Zu schön, um wahr zu sein! Denn die Erzählung nimmt eine völlig andere Wendung: Die Geladenen kommen nicht, aus diversen Gründen. Bei Matthäus sind es zwei: Sie gehen auf ihren Acker und in ihr Geschäft. Bei Lukas, der das Gleichnis nur als „großes Essen“ eines Privatmannes überliefert (Lk 14,15-24), gibt es drei Ausreden: ein Ackerkauf, fünf Joch Ochsen sowie die eigene Heirat eines der Geladenen. Und gar vier ablehnende Entschuldigungen finden sich im sogenannten Thomasevangelium (Logion 64), einer außerbiblischen Spruchsammlung aus späterer Zeit. Alle drei Fassungen der Parabel zeigen aber die gleiche Reaktion des Gastgebers: Er lässt von den Straßen und Wegkreuzungen Ersatzgäste für das vorbereitete Mahl herbeiholen.

Das Himmelreich

Zurück zum Evangelium, das an diesem Sonntag in katholischen Kirchen zu hören ist, zu den irritierenden Brüchen im Gleichnis bei Matthäus. Aus dem Rahmen fällt schon die Tötung der königlichen Boten, für die jedes Motiv fehlt. Dann aber folgt noch, ehe die Hochzeitsparty munter weitergeht, eine militärische Strafexpedition. Der König unternimmt sie, um die Mörder hinrichten und ihre Stadt in Brand setzen zu lassen. Dem redigierenden Verfasser dürften hier die schrecklichen Ereignisse des Jahres 70.n.Chr. vor Augen gestanden sein: Römische Legionäre erobern und zerstören Jerusalem, der Tempel geht in Flammen auf. Die geraubten Kultgeräte werden, wie der Titusbogen auf dem Forum zeigt, in einem aufwändigen Triumphzug präsentiert. In Rom.

Lebenskunst
Sonntag, 11.10.2020, 7.05 Uhr, Ö1

Zehn bis 20 Jahre später entsteht das Matthäusevangelium. Es ist geprägt von vielen Gleichnissen, in denen Jesus vom „Himmelreich“ erzählt, von Gottes neuer Welt vom, wenn man so möchte, Himmel auch auf Erden, von jener neuen Welt, die der Gott der Bibel den Menschen verheißt, die an ihn glauben und seine Liebe leben. Pointiert und konfliktfreudig sind sie, die Gleichniserzählungen. „Als die Hohepriester und die Pharisäer seine Gleichnisse hörten, merkten sie, dass er von ihnen sprach. Sie suchten ihn zu ergreifen; aber sie fürchteten die Menge, weil sie ihn für einen Propheten hielt“ (Mt 21,45f). Diese zwei Verse stehen am Schluss des Gleichnisses von den bösen Winzern. Daran unmittelbar anschließend folgt das Gleichnis vom königlichen Hochzeitsmahl. Das tragische Schicksal des Jesus von Nazareth und die Verfolgung seiner Jüngerinnen und Jünger werden dabei in unterschiedlichen Bildern erzählt, adressiert an konkrete Menschen, aus der Sicht nach Ostern.
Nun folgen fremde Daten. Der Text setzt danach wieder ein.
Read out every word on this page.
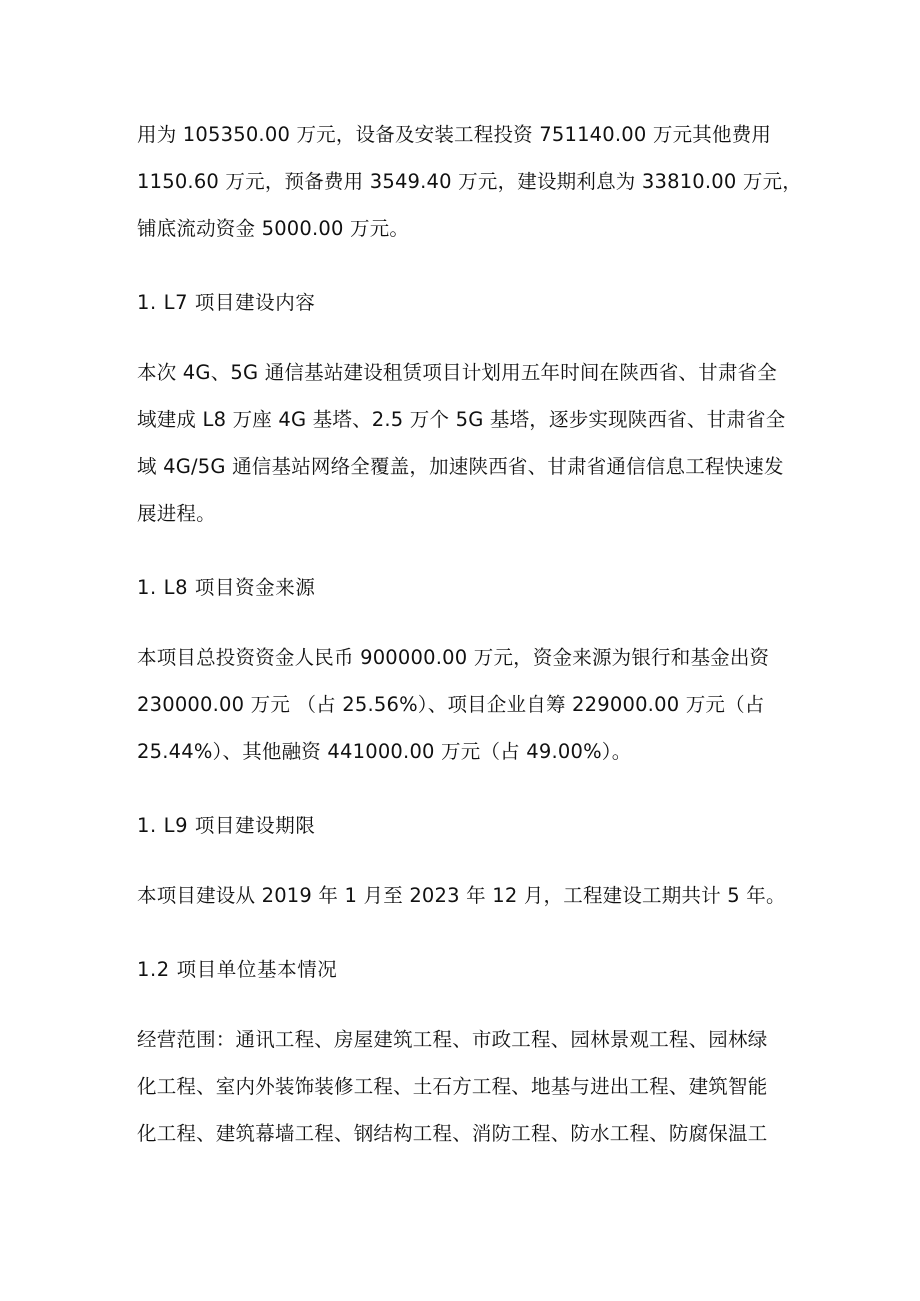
用为 105350.00 万元，设备及安装工程投资 751140.00 万元其他费用

1150.60 万元，预备费用 3549.40 万元，建设期利息为 33810.00 万元，

铺底流动资金 5000.00 万元。

1. L7 项目建设内容

本次 4G、5G 通信基站建设租赁项目计划用五年时间在陕西省、甘肃省全

域建成 L8 万座 4G 基塔、2.5 万个 5G 基塔，逐步实现陕西省、甘肃省全

域 4G/5G 通信基站网络全覆盖，加速陕西省、甘肃省通信信息工程快速发

展进程。

1. L8 项目资金来源

本项目总投资资金人民币 900000.00 万元，资金来源为银行和基金出资

230000.00 万元 （占 25.56%）、项目企业自筹 229000.00 万元（占

25.44%）、其他融资 441000.00 万元（占 49.00%）。

1. L9 项目建设期限

本项目建设从 2019 年 1 月至 2023 年 12 月，工程建设工期共计 5 年。

1.2 项目单位基本情况

经营范围：通讯工程、房屋建筑工程、市政工程、园林景观工程、园林绿

化工程、室内外装饰装修工程、土石方工程、地基与进出工程、建筑智能

化工程、建筑幕墙工程、钢结构工程、消防工程、防水工程、防腐保温工
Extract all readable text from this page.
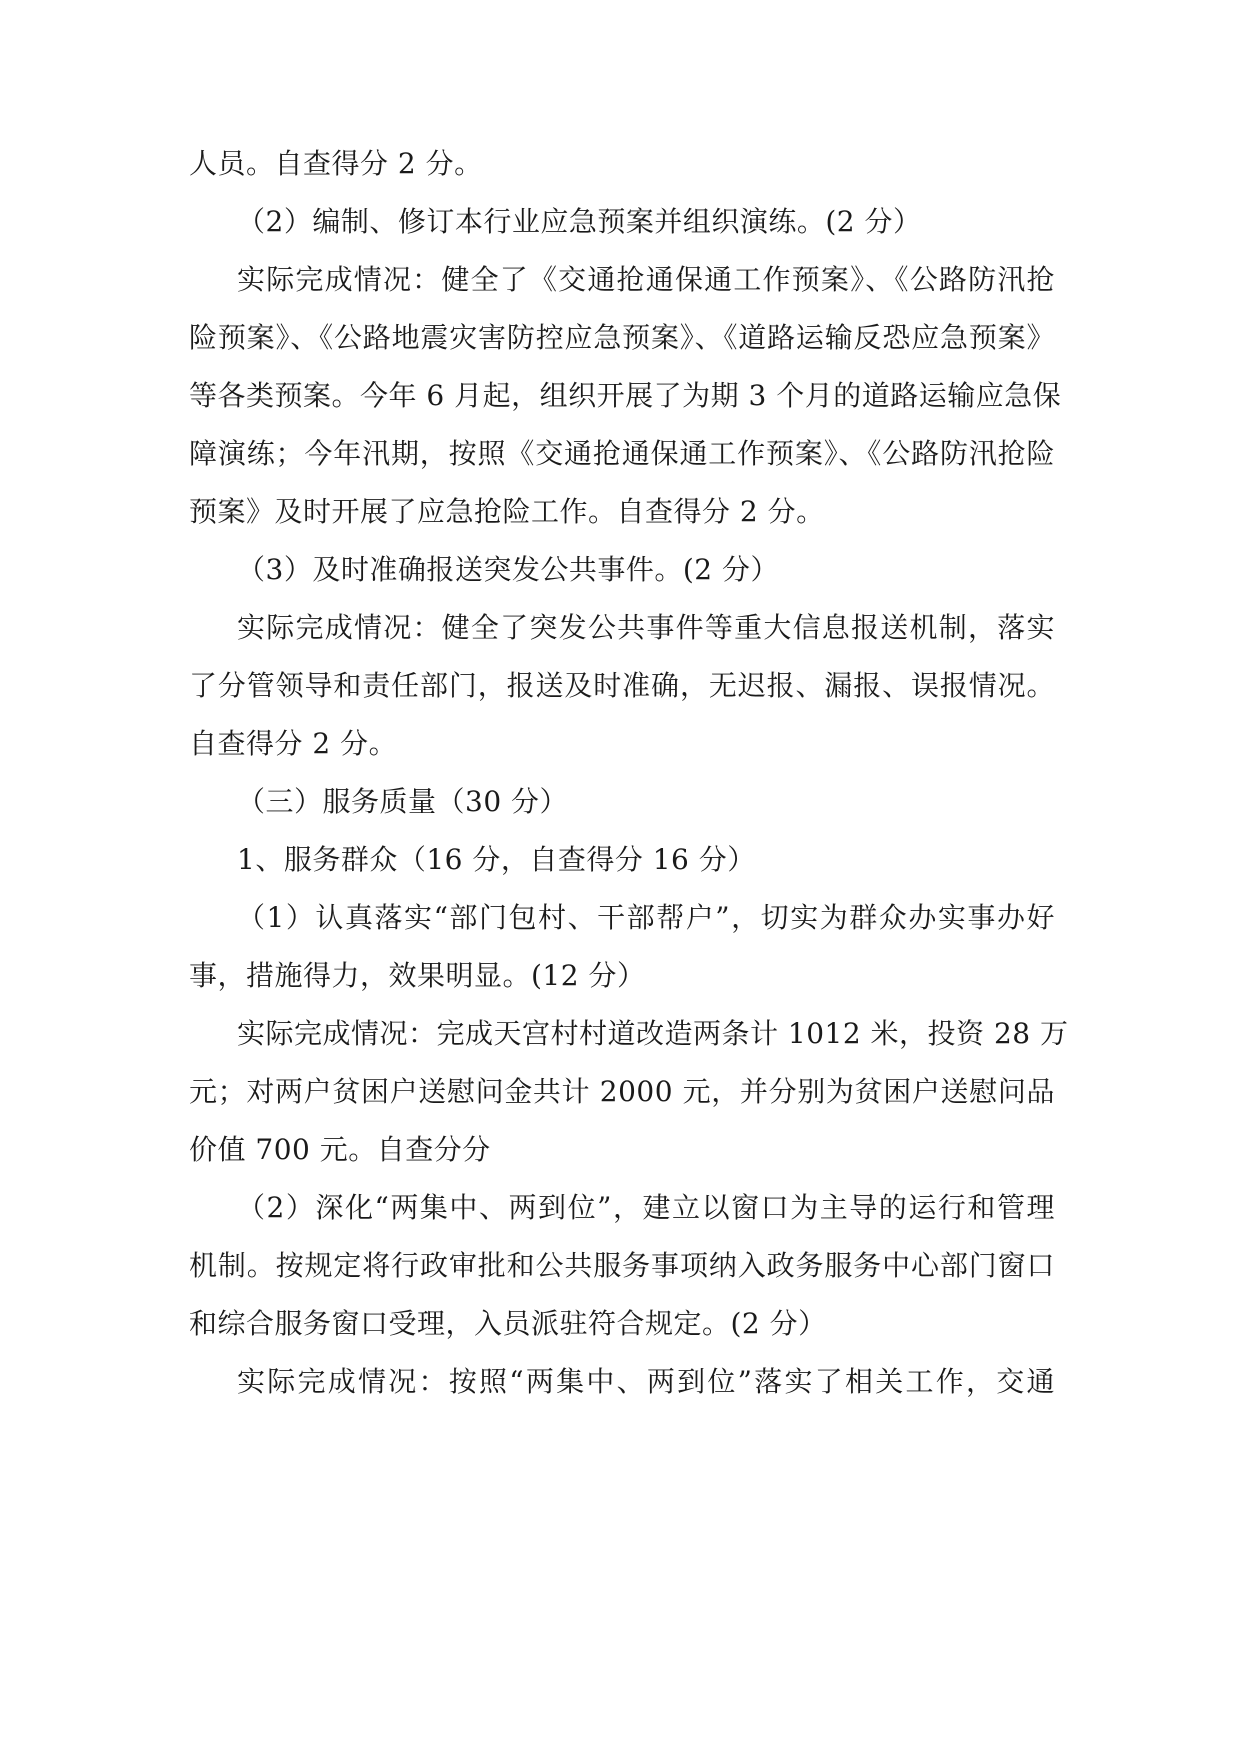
人员。自查得分 2 分。
（2）编制、修订本行业应急预案并组织演练。(2 分）
实际完成情况：健全了《交通抢通保通工作预案》、《公路防汛抢
险预案》、《公路地震灾害防控应急预案》、《道路运输反恐应急预案》
等各类预案。今年 6 月起，组织开展了为期 3 个月的道路运输应急保
障演练；今年汛期，按照《交通抢通保通工作预案》、《公路防汛抢险
预案》及时开展了应急抢险工作。自查得分 2 分。
（3）及时准确报送突发公共事件。(2 分）
实际完成情况：健全了突发公共事件等重大信息报送机制，落实
了分管领导和责任部门，报送及时准确，无迟报、漏报、误报情况。
自查得分 2 分。
（三）服务质量（30 分）
1、服务群众（16 分，自查得分 16 分）
（1）认真落实“部门包村、干部帮户”，切实为群众办实事办好
事，措施得力，效果明显。(12 分）
实际完成情况：完成天宫村村道改造两条计 1012 米，投资 28 万
元；对两户贫困户送慰问金共计 2000 元，并分别为贫困户送慰问品
价值 700 元。自查分分
（2）深化“两集中、两到位”，建立以窗口为主导的运行和管理
机制。按规定将行政审批和公共服务事项纳入政务服务中心部门窗口
和综合服务窗口受理，入员派驻符合规定。(2 分）
实际完成情况：按照“两集中、两到位”落实了相关工作，交通
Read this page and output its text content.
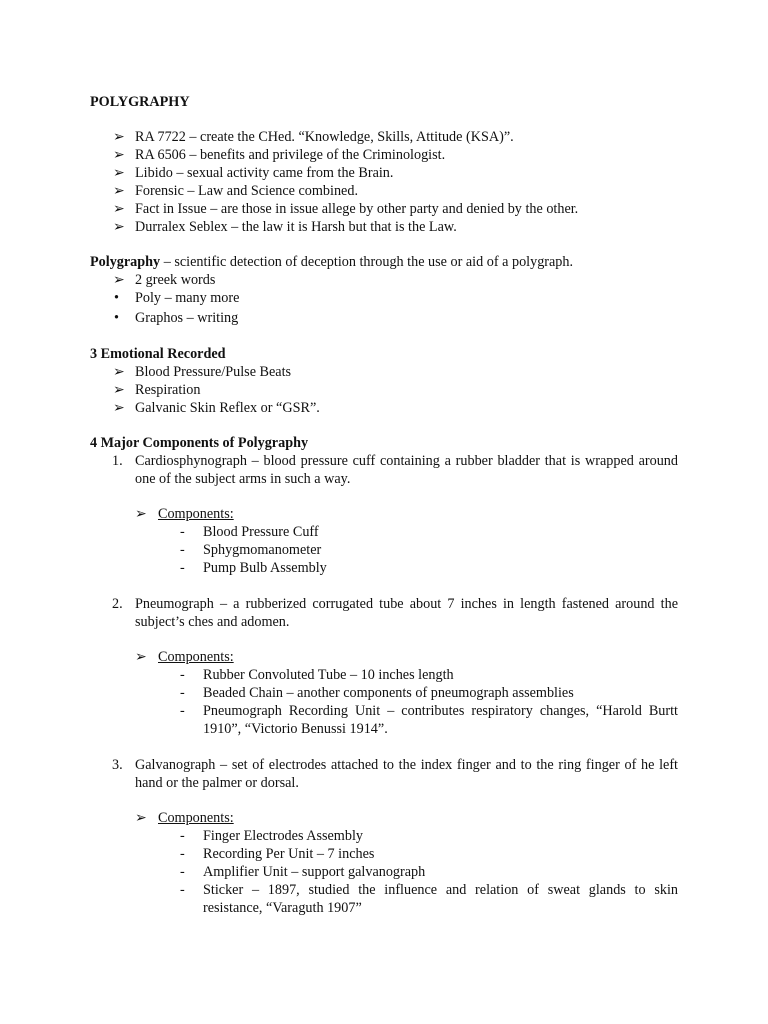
POLYGRAPHY
➢ RA 7722 – create the CHed. “Knowledge, Skills, Attitude (KSA)”.
➢ RA 6506 – benefits and privilege of the Criminologist.
➢ Libido – sexual activity came from the Brain.
➢ Forensic – Law and Science combined.
➢ Fact in Issue – are those in issue allege by other party and denied by the other.
➢ Durralex Seblex – the law it is Harsh but that is the Law.
Polygraphy – scientific detection of deception through the use or aid of a polygraph.
➢ 2 greek words
• Poly – many more
• Graphos – writing
3 Emotional Recorded
➢ Blood Pressure/Pulse Beats
➢ Respiration
➢ Galvanic Skin Reflex or “GSR”.
4 Major Components of Polygraphy
1. Cardiosphynograph – blood pressure cuff containing a rubber bladder that is wrapped around one of the subject arms in such a way.
➢ Components:
- Blood Pressure Cuff
- Sphygmomanometer
- Pump Bulb Assembly
2. Pneumograph – a rubberized corrugated tube about 7 inches in length fastened around the subject’s ches and adomen.
➢ Components:
- Rubber Convoluted Tube – 10 inches length
- Beaded Chain – another components of pneumograph assemblies
- Pneumograph Recording Unit – contributes respiratory changes, “Harold Burtt 1910”, “Victorio Benussi 1914”.
3. Galvanograph – set of electrodes attached to the index finger and to the ring finger of he left hand or the palmer or dorsal.
➢ Components:
- Finger Electrodes Assembly
- Recording Per Unit – 7 inches
- Amplifier Unit – support galvanograph
- Sticker – 1897, studied the influence and relation of sweat glands to skin resistance, “Varaguth 1907”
Schließen möchte ich heute aber mit einer sehr persönlichen Hochzeitsgeschichte. Seit vielen Jahren haben wir zwei ganz liebenswürdige Nachbarn. Er ist 94 und sie 90. Vor kurzem haben wir im kleinen Kreis ihre „Steinerne Hochzeit“ gefeiert: 67 Jahre lang verheiratet! Ein langes Leben – mit einer Botschaft als Gleichnis: Miteinander auf dem Weg durch die Zeit. Und füreinander da.